China's once-sizzling stock market entered correction territory as its 2 percent-plus slump on Friday left it more than 10 percent down from its early June peak, but strategists were sanguine on the market's longer-term outlook.
"After rising 140 percent over 12 months and around 50 percent year to date such volatility is to be expected as it has risen a bit too far too fast," said Shane Oliver, head of Investment Strategy and Chief Economist at AMP Capital.
Based on intra-day trading on Friday, the Shanghai Composite had slid as much 10.7 percent since June 12, when the benchmark index hit a seven-year high of 5,166.35.
"The easy gains are probably over and a period of correction would be healthy," Oliver said.
Despite the recent downturn, catalysts for further gains remain in place, say market watchers. Oliver cites the potential for further monetary easing as well as valuations as potential drivers.

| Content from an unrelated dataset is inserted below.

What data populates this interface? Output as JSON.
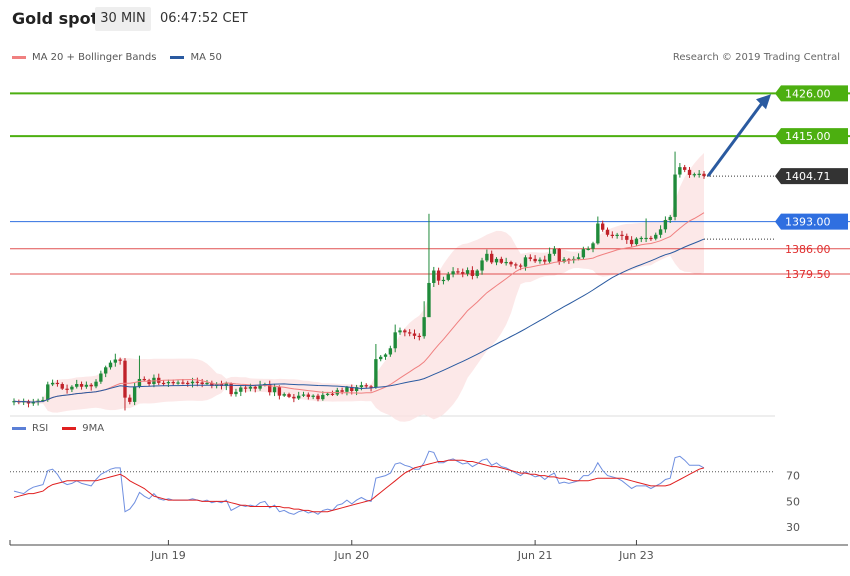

"It's worth reiterating that the Shanghai composite index on an historic PE of 21 times is still below its long term average and should benefit as further monetary easing comes through," he said.
"The latest share market correction means that it wouldn't be surprising to see another PBOC rate cut or required reserve ratio reduction soon," he said.
The ongoing trend of Chinese households reallocating their assets - away from real estate and wealth management products and into equities – will also help sustain the rally in the medium term, said Ben Bei, an analyst at CIMB.
"We project another Rmb4 trillion to flow into the equity market for the rest of the year, possibly lifting A-share float market cap by 40 percent," Bei wrote in a note on Thursday. "The key risks to our projection are 1) a change in monetary stance, and 2) a substantial property price rebound," he said.